Get Ready for the RAWRING 20z

☆ by Hunter Lee White

“No but seriously imagine it: you’re watching fall out boy in concert. Everyone around you is having a great time. ‘We have a surprise for you guys’ Patrick says. All of a sudden, Panic! Comes out and start singing ‘this is gospel.’ When Brandon gets to the chorus, someone else starts singing…. ‘When I was a young boy, my father took me into the city to see the marching band.’

Lights flash everywhere, and you see FOB singing ‘this is gospel’ along with panic! while Mcr is singing the Black parade. The crowd goes wild and people are crying. Then as if things couldn’t get any better, Dan and Phil walk on stage and kiss, holding the gay flag”.

This short epic, (author unknown) was birthed on tumblr during the height of pop punk dominance in mainstream media, and lives on as (pun intended) gospel in Subculture lore. Ironically, this emo fantasy has never been more likely to happen at any point in time than right now.

Whilst emos had humble origins in the 80s and 90s with bands with alternative and math rock sounds that shaped the trajectory of the movement; it wasn’t until the early to mid 2000s when Emo culture as we know it truly began to take shape. And the person we have to thank for that is: Osama Bin Laden.

No, really.

9/11 was the first domino in a cultural chain reaction that lead to the formation of Emo as we know it today.

The World Trade Centre attacks, created a social landscape where Emos, and the act of BEING emo, felt like the only logical response to an event that was so socially devastating, its effects can still be felt today in so many parts of the world. What is a subculture anyway, but a community turning against the status quo that failed them, and a sense of belonging? And Emos were that community that thousands of young Americans turned to in the wake of disaster.

En route to a Cartoon Network internship that Tuesday morning, Gerard Way witnessed the 9/11 attacks. Within the next week he had written Skylines and Turnstiles, and My Chemical Romance was born. He says that the music became his ‘therapy from the PTSD that everyone experiences from 9/11.’

Reflecting back the catastrophic legacy, it’s surreal to consider that the event gave the world the image of ‘The Falling Man’, also inadvertently gave the world Jeffree Star Cosmetics.

The past decade has been its own bubbling cauldron of political conflict and social issues, constantly nudging us towards the direction of social reformation.

Social Media, has only made it that much easier to share our thoughts, feelings and anxieties on societal problems and political movements, uniting us through the collective trauma of having lived through those experiences.

Early in the 2010s,  came the formation of Black Lives Matter, fighting against the tyranny of police brutality in America, sparked by the death of Trayvon Martin. And since the Sandy Hook shooting in 2013, there has only been a single calendar week where there has not been a single mass shooting in the US.

And the latest source of endless anxiety for the Gen Z? Look no further than 2019’s Time’s Person Of The Year: Greta Thunberg. We are told that we face the possibility of witnessing a mass extinction together - but through social media, we already are. Images of the Australian forest fires, past Amazonian rainforest fires, and news of yet another melting glacier, consume our timelines almost everyday. Nothing like constantly being told you’re on the cusp of extinction to a) take the edge off and b) fan the flames of budding anarchists.

Ultimately, subcultures are more than just wearing a certain hairstyle, or a certain aesthetic; in a way, they are a call to action against the politics of the time.

This new year has begun in the wake of extreme political uncertainty: ending the old decade with the third impeachment of a United States President ever and kicking off the new one with the killing of Qassem Soleimani by the US Government, sparking discussions of a third world war.

In 2013, My Chemical Romance official disbanded. Gerald Way said one of the reasons for the split was that, during Obama's presidency and (what felt like) foreseeable political stability - MCR 'wasn't needed anymore'.

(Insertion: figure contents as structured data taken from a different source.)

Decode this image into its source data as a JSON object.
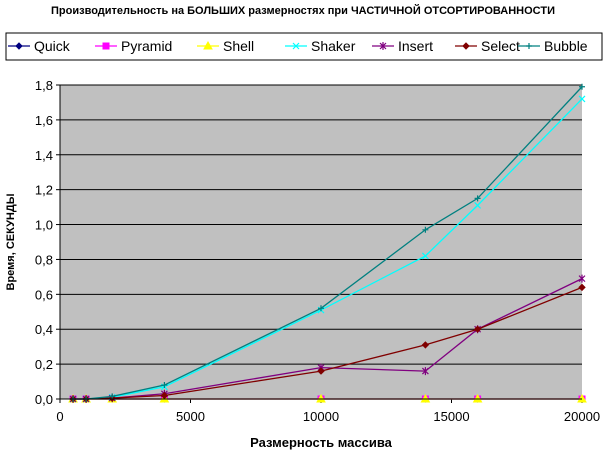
{
  "chart_data": {
    "type": "line",
    "title": "Производительность на БОЛЬШИХ размерностях при ЧАСТИЧНОЙ ОТСОРТИРОВАННОСТИ",
    "xlabel": "Размерность массива",
    "ylabel": "Время, СЕКУНДЫ",
    "xlim": [
      0,
      20000
    ],
    "ylim": [
      0,
      1.8
    ],
    "x_ticks": [
      0,
      5000,
      10000,
      15000,
      20000
    ],
    "x_tick_labels": [
      "0",
      "5000",
      "10000",
      "15000",
      "20000"
    ],
    "y_ticks": [
      0,
      0.2,
      0.4,
      0.6,
      0.8,
      1.0,
      1.2,
      1.4,
      1.6,
      1.8
    ],
    "y_tick_labels": [
      "0,0",
      "0,2",
      "0,4",
      "0,6",
      "0,8",
      "1,0",
      "1,2",
      "1,4",
      "1,6",
      "1,8"
    ],
    "grid": "horizontal",
    "plot_background": "#c0c0c0",
    "legend_position": "top",
    "x": [
      500,
      1000,
      2000,
      4000,
      10000,
      14000,
      16000,
      20000
    ],
    "series": [
      {
        "name": "Quick",
        "color": "#000080",
        "marker": "diamond",
        "values": [
          0,
          0,
          0,
          0,
          0,
          0,
          0,
          0
        ]
      },
      {
        "name": "Pyramid",
        "color": "#ff00ff",
        "marker": "square",
        "values": [
          0,
          0,
          0,
          0,
          0,
          0,
          0,
          0
        ]
      },
      {
        "name": "Shell",
        "color": "#ffff00",
        "marker": "triangle",
        "values": [
          0,
          0,
          0,
          0,
          0,
          0,
          0,
          0
        ]
      },
      {
        "name": "Shaker",
        "color": "#00ffff",
        "marker": "x",
        "values": [
          0,
          0,
          0.01,
          0.07,
          0.51,
          0.82,
          1.11,
          1.72
        ]
      },
      {
        "name": "Insert",
        "color": "#800080",
        "marker": "star",
        "values": [
          0,
          0,
          0.005,
          0.03,
          0.18,
          0.16,
          0.4,
          0.69
        ]
      },
      {
        "name": "Select",
        "color": "#800000",
        "marker": "diamond",
        "values": [
          0,
          0,
          0.005,
          0.02,
          0.16,
          0.31,
          0.4,
          0.64
        ]
      },
      {
        "name": "Bubble",
        "color": "#008080",
        "marker": "plus",
        "values": [
          0,
          0,
          0.015,
          0.08,
          0.52,
          0.97,
          1.15,
          1.79
        ]
      }
    ]
  }
}
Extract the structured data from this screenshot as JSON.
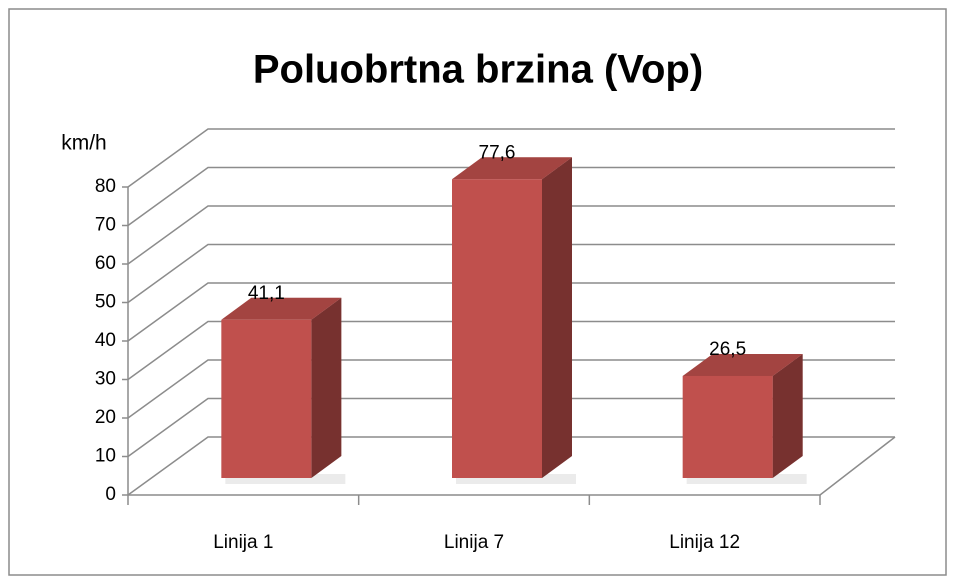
{
  "chart_data": {
    "type": "bar3d",
    "title": "Poluobrtna brzina (Vop)",
    "y_label": "km/h",
    "categories": [
      "Linija 1",
      "Linija 7",
      "Linija 12"
    ],
    "values": [
      41.1,
      77.6,
      26.5
    ],
    "value_labels": [
      "41,1",
      "77,6",
      "26,5"
    ],
    "color": "#c0504d",
    "ylim": [
      0,
      80
    ],
    "yticks": [
      0,
      10,
      20,
      30,
      40,
      50,
      60,
      70,
      80
    ],
    "grid": true
  }
}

7 years onwards, when the collective optimism felt during Obama’s second term has all but vanished, and society descends further into sci-fi levels of dystopia by the hour, a reunion show was announced.

MCR was needed again. Emo music is needed again. Maybe this means we’ll finally be seeing a surge in blackliner-hot-topic-wearing teens attending the latest climate strike? I honestly don’t know, but I do know that living in 2020, I am constantly struck with the urge to ugly cry to Three Cheers for Sweet Revenge.

Alexa play I’m not okay (I promise).